Les canapés saisissent d’emblée par leur profondeur aérienne et leur précision attisée : « Comme une galette saucisse : tuile de sarrasin / saucisse de silure assaisonné au wasabi et tarama de sandre », « Meringue salée au panais / crémeux de panais au mélilot », « Crakers au curé nantais / pesto de mache et lard nantais ». Le pain d’accueil désigne un geste fraternel en feuilleté, façon Edouard NIGNON, aux herbes sauvages. L’architecture des mises en bouche étincèle par un amarrage cosmogonique et une recherche spontanément réglée d’une force poétique sans jamais perdre de vue l’horizon de la définition et le paysage sensoriel de l’émotion : « mousseline de carpe / shiso pourpre / bouillon de queue de bœuf », « tartare d’automne champignon, châtaigne, courge / velouté de courge / graines de courges soufflées ».
 
 
Les entrées réinterprètent dans la musicalité d’un lointain écho harmonique les proches ontologies déclinées en textures stalactitiques et saveurs stalagmitiques : « silure de Loire à la grenobloise, silure mariné à la truffe / beurre émulsionné à la truffe / gel citron / gel câpre / noisette de Saint Julien de Concelles »; « terrine de céleri / vinaigrette oseille / jus de céleri rôti / pickles de moutarde à l’ancienne ». Le « sandre de l’Erdre Ikejime, maturé 21 jours et cuit à l’argile / poireaux crayons de La Chapelle sur Erdre, cebette » signe l’orfèvrerie entre l’art d’interrompre la vie et la patience murmurée du murissement jusqu’à la véracité de la valeur hédonique.  
 
Le bouillon de légumes à l’armoise blanche, presque dashi, nous accorde sa bonté avant la fraîche souplesse d’une pomme verte des vergers de Treillières, herbes sauvages, fromage blanc de la Pannetière. L’ultime tendresse ravit : un coing confit comme une tatin, cidre et sarrasin.

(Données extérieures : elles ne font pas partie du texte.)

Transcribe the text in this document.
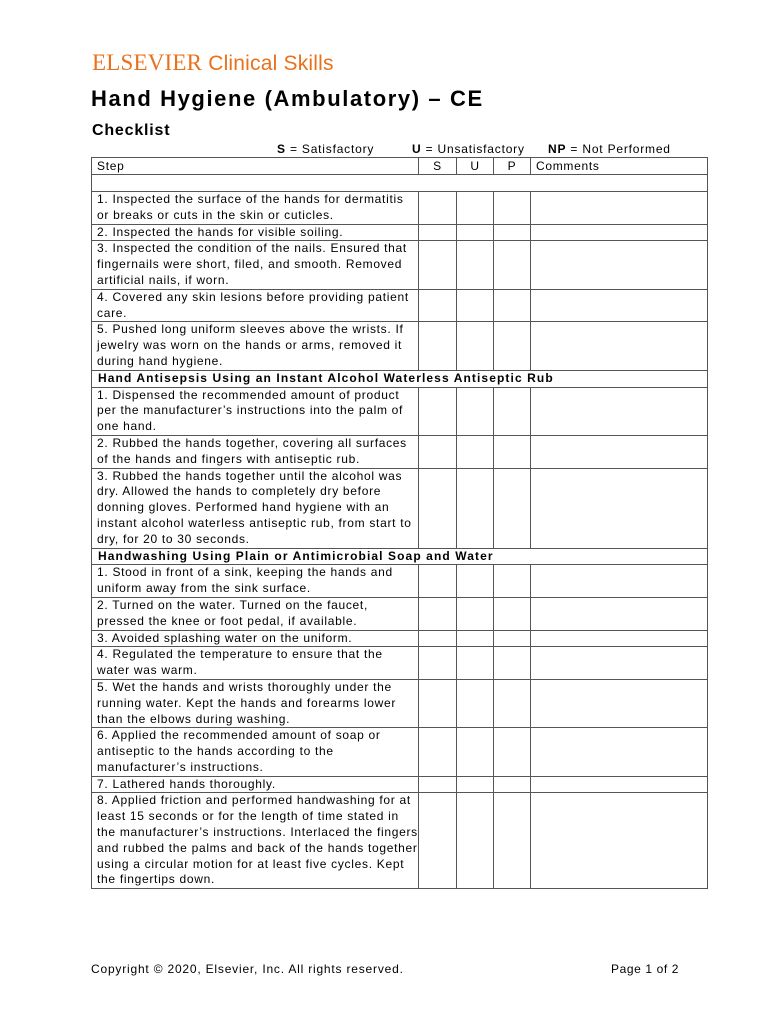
ELSEVIER Clinical Skills
Hand Hygiene (Ambulatory) – CE
Checklist
S = Satisfactory	U = Unsatisfactory NP = Not Performed
Step	S	U	P	Comments

1. Inspected the surface of the hands for dermatitis or breaks or cuts in the skin or cuticles.				
2. Inspected the hands for visible soiling.				
3. Inspected the condition of the nails. Ensured that fingernails were short, filed, and smooth. Removed artificial nails, if worn.				
4. Covered any skin lesions before providing patient care.				
5. Pushed long uniform sleeves above the wrists. If jewelry was worn on the hands or arms, removed it during hand hygiene.				
Hand Antisepsis Using an Instant Alcohol Waterless Antiseptic Rub				
1. Dispensed the recommended amount of product per the manufacturer’s instructions into the palm of one hand.				
2. Rubbed the hands together, covering all surfaces of the hands and fingers with antiseptic rub.				
3. Rubbed the hands together until the alcohol was dry. Allowed the hands to completely dry before donning gloves. Performed hand hygiene with an instant alcohol waterless antiseptic rub, from start to dry, for 20 to 30 seconds.				
Handwashing Using Plain or Antimicrobial Soap and Water				
1. Stood in front of a sink, keeping the hands and uniform away from the sink surface.				
2. Turned on the water. Turned on the faucet, pressed the knee or foot pedal, if available.				
3. Avoided splashing water on the uniform.				
4. Regulated the temperature to ensure that the water was warm.				
5. Wet the hands and wrists thoroughly under the running water. Kept the hands and forearms lower than the elbows during washing.				
6. Applied the recommended amount of soap or antiseptic to the hands according to the manufacturer’s instructions.				
7. Lathered hands thoroughly.				
8. Applied friction and performed handwashing for at least 15 seconds or for the length of time stated in the manufacturer’s instructions. Interlaced the fingers and rubbed the palms and back of the hands together using a circular motion for at least five cycles. Kept the fingertips down.				
Copyright © 2020, Elsevier, Inc. All rights reserved.	Page 1 of 2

Les mignardises légères étirent l’instant cristallisé; chocolat noir fenouil, chocolat, chocolat blanc fruit rouge, financier à la fine de bretagne, guimauve cacao, far breton, pate de fruit au cidre, nougat fruits secs, sablé demi sel.
 
Celui dont le père a cherché l’étoile toute sa vie médite, aujourd’hui, paisible, la devise de son brillant confrère, Christophe HAY, « nul n’est censé ignorer la Loire », pour un autre firmament.